In one embodiment, substantially the entire reflective layer 12 is covered or molded into a plurality of corner reflectors 15 that are aligned in alternating offset directions as shown in FIGS. 2 and 4. Disposed disposed between the outer perimeter edges 21, 22, 23 on adjacent corner reflectors 15 is a flexible intermediate section 24, 25, 26, respectively that acts as a living hinge. When viewed, six adjacent corner reflectors 15 are aligned in a star, radial pattern each with one vertex pointing to a common center 30. Because all of the outer perimeter edges 21, 22, 23 on each corner reflector 15 are longitudinally aligned with at least one outer perimeter edge on the six surrounding corner reflectors 15, each common center 30 is intersected by three axis 32, 33, 36 formed on the reflective layer 12. When the reflective layer 12 is a thin, molded or stamped metallic layer, it may be bent long one of the three axis 32, 33, 36 that intersect the common center 30 as shown in FIG. 6 to conform to the shape of support structure 5.
It should be understood that the radar reflector 10 can be manufactured in any size and shape and use different sizes of corner reflector sizes. Preferable, the corner reflectors 15 should be 1/16 to 3 inches across. The depth of each corner reflector 15 is approximately equal to one half the distance across the corner reflector 15. The intermediate sections 24, 25, 26 are 1/16 to one-half inch wide. In some instances, however, the corner reflectors 15 y may be larger. It should be understood however, the larger size of corner reflectors 15 the ability to bend the reflective layer 12 around a substrate surface is reduced. Therefore, when larger corner reflectors 15 are used, the radar reflector 10 typically uses an molded intermediate substrate 20 on which the reflective layer 12 is mounted or applied
When the reflective layer 12 is made of thin metallic material, it can be easily bent and conform to any surface. As stated above, the reflective layer 12 may also be a liguid covering applied to an intermediate substrate with corner reflective voids or cavities formed thereon. FIGS. 7-10 show different surfaces or objects on which the reflector 10 may be attached or mounted. For example, FIG. 7 is a side elevation view of a curved hull 90 of a watercraft showing the radar reflector 10 attached thereto. FIG. 8 is a side elevation view of the sail 92 with the shape conforming radar reflector 10 attached thereto. FIG. 9 is a side elevational view of a piece of rigging 94 with an optional rigid support tube 40 attached to the rigging 94 and the cylindrical shaped radar reflector 10 attached over inside the support tube 40.
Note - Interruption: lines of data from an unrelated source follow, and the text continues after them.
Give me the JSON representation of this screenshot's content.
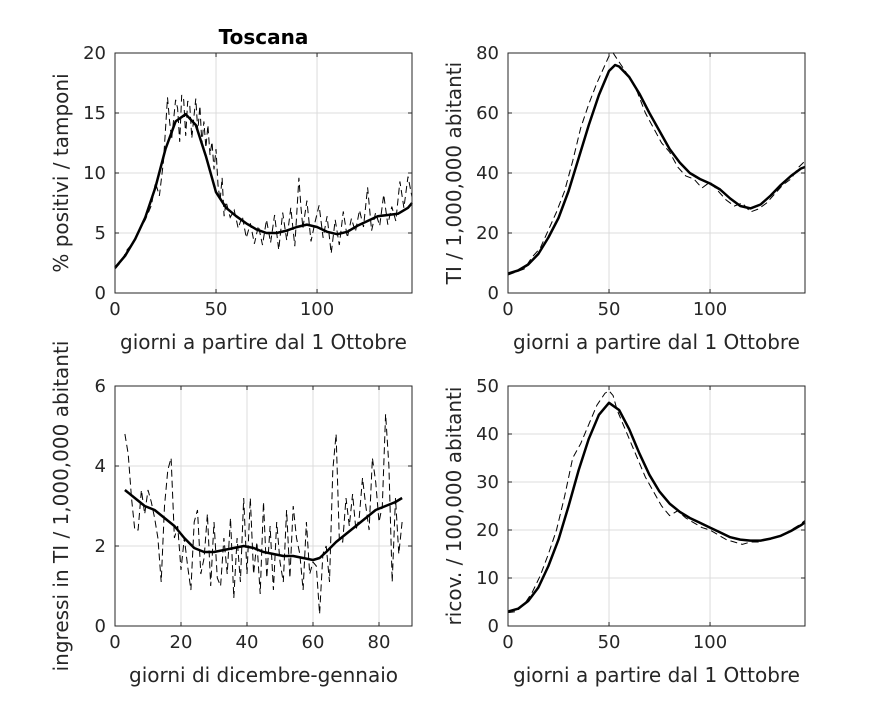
{
  "chart_data": [
    {
      "type": "line",
      "title": "Toscana",
      "xlabel": "giorni a partire dal 1 Ottobre",
      "ylabel": "% positivi / tamponi",
      "xlim": [
        0,
        147
      ],
      "ylim": [
        0,
        20
      ],
      "xticks": [
        0,
        50,
        100
      ],
      "yticks": [
        0,
        5,
        10,
        15,
        20
      ],
      "grid": true,
      "series": [
        {
          "style": "dashed",
          "x": [
            0,
            3,
            6,
            9,
            12,
            15,
            18,
            20,
            22,
            24,
            26,
            27,
            28,
            30,
            31,
            32,
            33,
            34,
            35,
            36,
            37,
            38,
            39,
            40,
            41,
            42,
            43,
            44,
            45,
            46,
            47,
            48,
            49,
            50,
            51,
            52,
            53,
            54,
            55,
            57,
            59,
            61,
            63,
            65,
            67,
            69,
            71,
            73,
            75,
            77,
            79,
            81,
            83,
            85,
            87,
            89,
            91,
            92,
            93,
            95,
            97,
            99,
            101,
            103,
            105,
            107,
            109,
            111,
            113,
            115,
            117,
            119,
            121,
            123,
            125,
            127,
            129,
            131,
            133,
            135,
            137,
            139,
            141,
            143,
            145,
            147
          ],
          "y": [
            2.0,
            2.6,
            3.6,
            4.2,
            5.2,
            6.1,
            7.3,
            9.2,
            8.1,
            11.0,
            16.3,
            14.3,
            12.8,
            16.1,
            15.4,
            12.6,
            16.5,
            16.1,
            13.1,
            16.0,
            15.6,
            12.9,
            14.6,
            16.2,
            13.5,
            15.6,
            12.4,
            14.3,
            12.1,
            14.0,
            11.5,
            12.6,
            10.3,
            12.0,
            9.0,
            7.7,
            9.6,
            6.4,
            7.6,
            6.3,
            6.9,
            5.4,
            6.4,
            4.6,
            5.8,
            4.1,
            5.6,
            4.0,
            6.1,
            4.2,
            6.5,
            3.6,
            6.7,
            4.4,
            7.1,
            3.9,
            9.6,
            7.2,
            5.4,
            7.7,
            4.3,
            5.9,
            7.3,
            4.6,
            6.4,
            3.3,
            6.1,
            4.0,
            6.8,
            4.6,
            6.2,
            5.1,
            6.9,
            5.5,
            8.8,
            5.2,
            6.7,
            5.6,
            8.2,
            5.7,
            7.2,
            6.0,
            9.3,
            7.1,
            9.7,
            8.0
          ]
        },
        {
          "style": "solid",
          "x": [
            0,
            5,
            10,
            15,
            20,
            25,
            30,
            35,
            40,
            45,
            50,
            55,
            60,
            65,
            70,
            75,
            80,
            85,
            90,
            95,
            100,
            105,
            110,
            115,
            120,
            125,
            130,
            135,
            140,
            145,
            147
          ],
          "y": [
            2.1,
            3.1,
            4.5,
            6.3,
            8.8,
            12.0,
            14.3,
            14.9,
            14.0,
            11.4,
            8.4,
            7.1,
            6.4,
            5.8,
            5.3,
            5.0,
            5.0,
            5.2,
            5.5,
            5.7,
            5.5,
            5.1,
            4.9,
            5.1,
            5.6,
            6.0,
            6.4,
            6.5,
            6.6,
            7.1,
            7.5
          ]
        }
      ]
    },
    {
      "type": "line",
      "xlabel": "giorni a partire dal 1 Ottobre",
      "ylabel": "TI / 1,000,000 abitanti",
      "xlim": [
        0,
        147
      ],
      "ylim": [
        0,
        80
      ],
      "xticks": [
        0,
        50,
        100
      ],
      "yticks": [
        0,
        20,
        40,
        60,
        80
      ],
      "grid": true,
      "series": [
        {
          "style": "dashed",
          "x": [
            0,
            4,
            8,
            12,
            16,
            20,
            24,
            28,
            32,
            36,
            40,
            44,
            48,
            50,
            52,
            54,
            56,
            60,
            64,
            68,
            72,
            76,
            80,
            84,
            88,
            92,
            96,
            100,
            104,
            108,
            112,
            116,
            120,
            124,
            128,
            132,
            136,
            140,
            144,
            147
          ],
          "y": [
            6.0,
            7.0,
            8.0,
            12.0,
            15.0,
            21.0,
            27.0,
            34.0,
            44.0,
            55.0,
            63.0,
            70.0,
            76.0,
            79.0,
            80.0,
            78.0,
            76.0,
            72.0,
            67.0,
            60.0,
            55.0,
            50.0,
            47.0,
            42.0,
            39.0,
            38.0,
            35.0,
            37.0,
            34.0,
            31.0,
            29.0,
            30.0,
            27.0,
            28.0,
            30.0,
            33.0,
            36.0,
            38.0,
            42.0,
            44.0
          ]
        },
        {
          "style": "solid",
          "x": [
            0,
            5,
            10,
            15,
            20,
            25,
            30,
            35,
            40,
            45,
            50,
            53,
            55,
            60,
            65,
            70,
            75,
            80,
            85,
            90,
            95,
            100,
            105,
            110,
            115,
            120,
            125,
            130,
            135,
            140,
            145,
            147
          ],
          "y": [
            6.5,
            7.5,
            9.5,
            13.0,
            18.5,
            25.0,
            34.0,
            45.0,
            56.0,
            66.0,
            74.0,
            76.0,
            75.5,
            72.0,
            66.5,
            60.0,
            54.0,
            48.0,
            43.5,
            40.0,
            38.0,
            36.5,
            34.5,
            31.5,
            29.0,
            28.2,
            29.5,
            32.5,
            36.0,
            39.0,
            41.5,
            42.0
          ]
        }
      ]
    },
    {
      "type": "line",
      "xlabel": "giorni di dicembre-gennaio",
      "ylabel": "ingressi in TI / 1,000,000 abitanti",
      "xlim": [
        0,
        90
      ],
      "ylim": [
        0,
        6
      ],
      "xticks": [
        0,
        20,
        40,
        60,
        80
      ],
      "yticks": [
        0,
        2,
        4,
        6
      ],
      "grid": true,
      "series": [
        {
          "style": "dashed",
          "x": [
            3,
            4,
            5,
            6,
            7,
            8,
            9,
            10,
            11,
            12,
            13,
            14,
            15,
            16,
            17,
            18,
            19,
            20,
            21,
            22,
            23,
            24,
            25,
            26,
            27,
            28,
            29,
            30,
            31,
            32,
            33,
            34,
            35,
            36,
            37,
            38,
            39,
            40,
            41,
            42,
            43,
            44,
            45,
            46,
            47,
            48,
            49,
            50,
            51,
            52,
            53,
            54,
            55,
            56,
            57,
            58,
            59,
            60,
            61,
            62,
            63,
            64,
            65,
            66,
            67,
            68,
            69,
            70,
            71,
            72,
            73,
            74,
            75,
            76,
            77,
            78,
            79,
            80,
            81,
            82,
            83,
            84,
            85,
            86,
            87
          ],
          "y": [
            4.8,
            4.3,
            3.2,
            2.4,
            2.4,
            3.4,
            2.8,
            3.4,
            3.1,
            2.7,
            2.2,
            1.1,
            3.0,
            3.9,
            4.2,
            2.2,
            2.5,
            1.4,
            2.2,
            1.5,
            0.9,
            2.6,
            2.9,
            1.3,
            1.7,
            2.8,
            1.0,
            2.6,
            1.2,
            1.0,
            2.2,
            1.3,
            2.7,
            0.7,
            2.2,
            1.1,
            3.2,
            1.3,
            3.2,
            1.3,
            2.1,
            0.8,
            3.1,
            1.2,
            2.5,
            0.9,
            2.6,
            1.6,
            1.1,
            2.9,
            1.2,
            3.0,
            2.2,
            1.8,
            0.9,
            2.6,
            1.3,
            1.6,
            1.5,
            0.3,
            1.8,
            2.0,
            1.1,
            3.9,
            4.8,
            2.1,
            2.1,
            3.2,
            2.5,
            3.3,
            2.4,
            2.7,
            3.7,
            3.0,
            2.4,
            4.2,
            3.6,
            2.6,
            3.0,
            5.3,
            4.0,
            1.1,
            3.2,
            1.8,
            2.6
          ]
        },
        {
          "style": "solid",
          "x": [
            3,
            6,
            9,
            12,
            15,
            18,
            21,
            24,
            27,
            30,
            33,
            36,
            39,
            42,
            45,
            48,
            51,
            54,
            57,
            60,
            62,
            64,
            67,
            70,
            73,
            76,
            79,
            82,
            85,
            87
          ],
          "y": [
            3.4,
            3.2,
            3.0,
            2.9,
            2.7,
            2.5,
            2.2,
            1.95,
            1.85,
            1.85,
            1.9,
            1.95,
            2.0,
            1.95,
            1.85,
            1.8,
            1.75,
            1.75,
            1.7,
            1.65,
            1.7,
            1.85,
            2.1,
            2.3,
            2.5,
            2.7,
            2.9,
            3.0,
            3.1,
            3.2
          ]
        }
      ]
    },
    {
      "type": "line",
      "xlabel": "giorni a partire dal 1 Ottobre",
      "ylabel": "ricov. / 100,000 abitanti",
      "xlim": [
        0,
        147
      ],
      "ylim": [
        0,
        50
      ],
      "xticks": [
        0,
        50,
        100
      ],
      "yticks": [
        0,
        10,
        20,
        30,
        40,
        50
      ],
      "grid": true,
      "series": [
        {
          "style": "dashed",
          "x": [
            0,
            4,
            8,
            12,
            16,
            20,
            24,
            28,
            32,
            36,
            40,
            44,
            48,
            50,
            52,
            54,
            56,
            60,
            64,
            68,
            72,
            76,
            80,
            84,
            88,
            92,
            96,
            100,
            104,
            108,
            112,
            116,
            120,
            124,
            128,
            132,
            136,
            140,
            144,
            147
          ],
          "y": [
            2.8,
            3.0,
            4.5,
            7.0,
            10.5,
            15.0,
            20.0,
            27.0,
            35.0,
            38.0,
            42.0,
            46.0,
            48.5,
            49.0,
            48.0,
            45.0,
            43.0,
            39.0,
            35.0,
            31.0,
            28.0,
            25.0,
            23.0,
            24.0,
            22.5,
            21.5,
            20.5,
            20.0,
            19.0,
            18.0,
            17.5,
            17.0,
            17.5,
            17.5,
            18.0,
            18.5,
            19.0,
            20.0,
            21.0,
            22.0
          ]
        },
        {
          "style": "solid",
          "x": [
            0,
            5,
            10,
            15,
            20,
            25,
            30,
            35,
            40,
            45,
            50,
            55,
            60,
            65,
            70,
            75,
            80,
            85,
            90,
            95,
            100,
            105,
            110,
            115,
            120,
            125,
            130,
            135,
            140,
            145,
            147
          ],
          "y": [
            3.0,
            3.6,
            5.2,
            8.0,
            12.5,
            18.0,
            25.0,
            32.5,
            39.0,
            44.0,
            46.5,
            45.0,
            41.0,
            36.0,
            31.5,
            28.0,
            25.5,
            23.8,
            22.5,
            21.5,
            20.5,
            19.5,
            18.5,
            18.0,
            17.8,
            17.8,
            18.2,
            18.8,
            19.8,
            21.0,
            21.6
          ]
        }
      ]
    }
  ]
}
FIG. 10 is a front elevational view of a paddle 50 with a cylindrical shaped radar reflector 10 extended around the upper section of the handle 60.
In compliance with the statute, the invention described has been described in language more or less specific as to structural features. It should be understood however, that the invention is not limited to the specific features shown, since the means and construction shown, comprises the preferred embodiments for putting the invention into effect. The invention is therefore claimed in its forms or modifications within the legitimate and valid scope of the amended claims, appropriately interpreted under the doctrine of equivalents.